Monday, September 26, 2005

Simpson on the Drug War

Not much to add to my usual rant against the drug laws except that BBC's John Simpson notes that, not only do we sponsor price supports for "controlled" substances, but we also subsidize agriculture, forcing the prices of American farm products so low that even third world economies can't compete. So, essentially, we make it impossible for these poor bastards to grow anything except illegal drugs. How can this happen without Americans being generally aware of the inconsistency?

9/26/2005 9:38 AM

2 Comments:

At Wednesday, September 28, 2005 12:09:00 AM, Blogger Frank Warner said...

This U.S.-farm-subsidies-ruin-the-Third-World conspiracy theory is big in Old Europe's fantasty news media.
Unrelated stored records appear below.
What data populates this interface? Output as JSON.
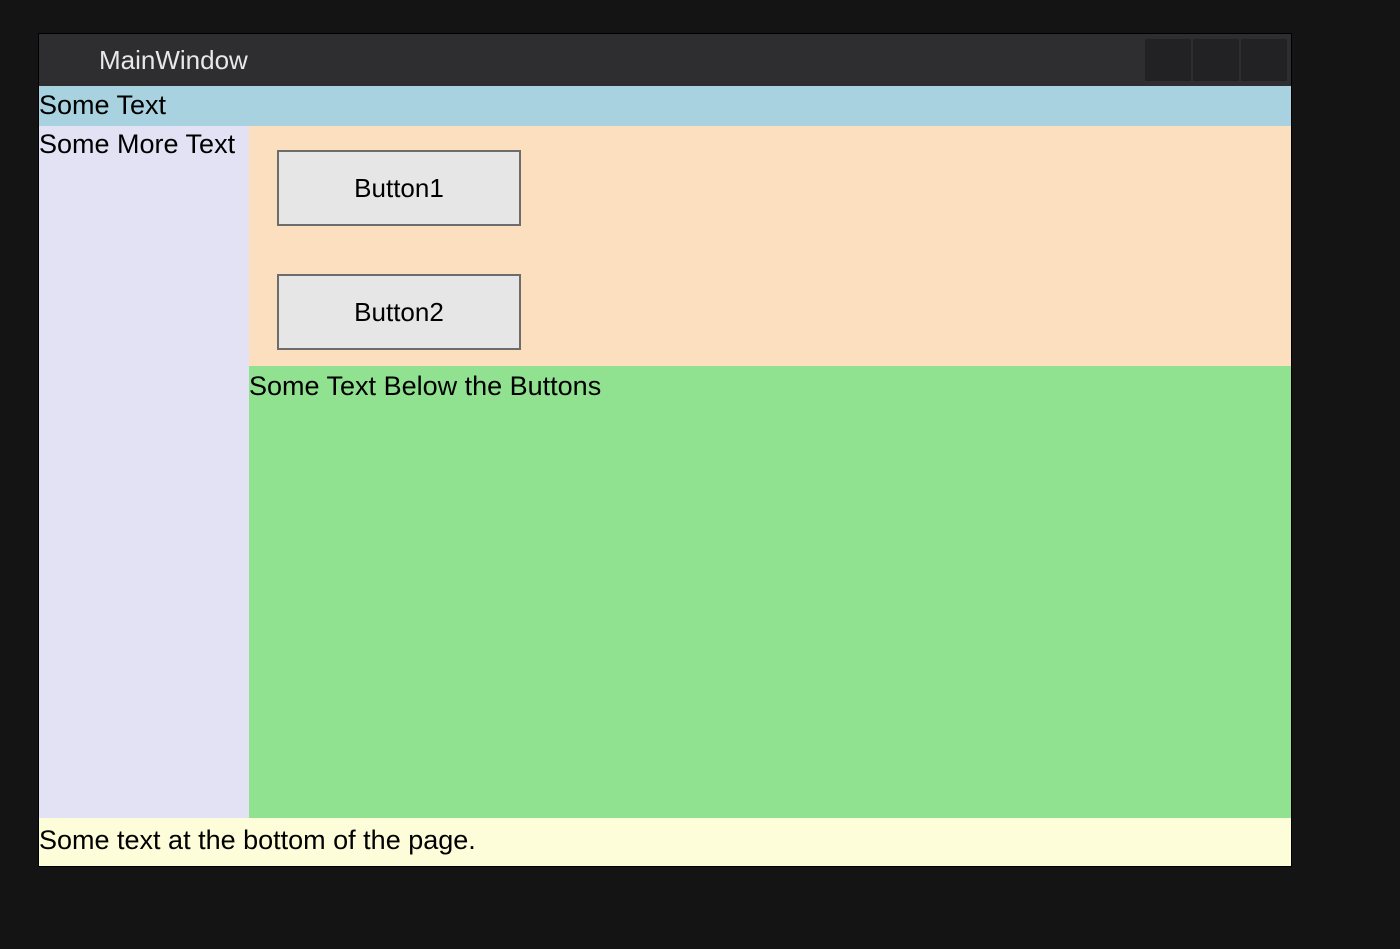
{
  "window": {
    "title": "MainWindow"
  },
  "top_banner": {
    "text": "Some Text"
  },
  "sidebar": {
    "text": "Some More Text"
  },
  "buttons": {
    "button1_label": "Button1",
    "button2_label": "Button2"
  },
  "green_panel": {
    "text": "Some Text Below the Buttons"
  },
  "footer": {
    "text": "Some text at the bottom of the page."
  },
  "colors": {
    "titlebar_bg": "#2e2e30",
    "top_banner_bg": "#a8d2df",
    "sidebar_bg": "#e2e2f4",
    "buttons_panel_bg": "#fcdfbf",
    "green_panel_bg": "#90e190",
    "footer_bg": "#fdfdd9",
    "button_bg": "#e6e6e6",
    "button_border": "#6c6c6c"
  }
}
I'd like to end the agricultural subsidies, if only to prove they made no difference to the Third World. We might find out the American farmers are right when they claim they need a modest safety net to grow cheap food the whole world depends on.

No legal crop is going to beat the profits of crops for illegal drugs. Why do we dream it would?

 
At Wednesday, September 28, 2005 10:23:00 AM, Blogger jj mollo said...

Hey, it's not just us. The Heritage Foundation says that the Europeans are responsible for 85% of the world's agricultural subsidies themselves. You may be right that the price differential would still be sufficient to sustain a black market. The farm subsidies, however, are costing a lost of money and IMO not accomplishing much except for supporting corporate farmers, promoting illegal immigration and depressing rural wage scales in the US.

The Economist is also down on subsidies. I guess my point is that we are asking third world farmers, sometimes at the point of a gun, to stop growing stuff that we import like crazy, yet at the same time we are preventing them from taking any alternative course as a result of our economic policies. It's not just stupid. It's unfair.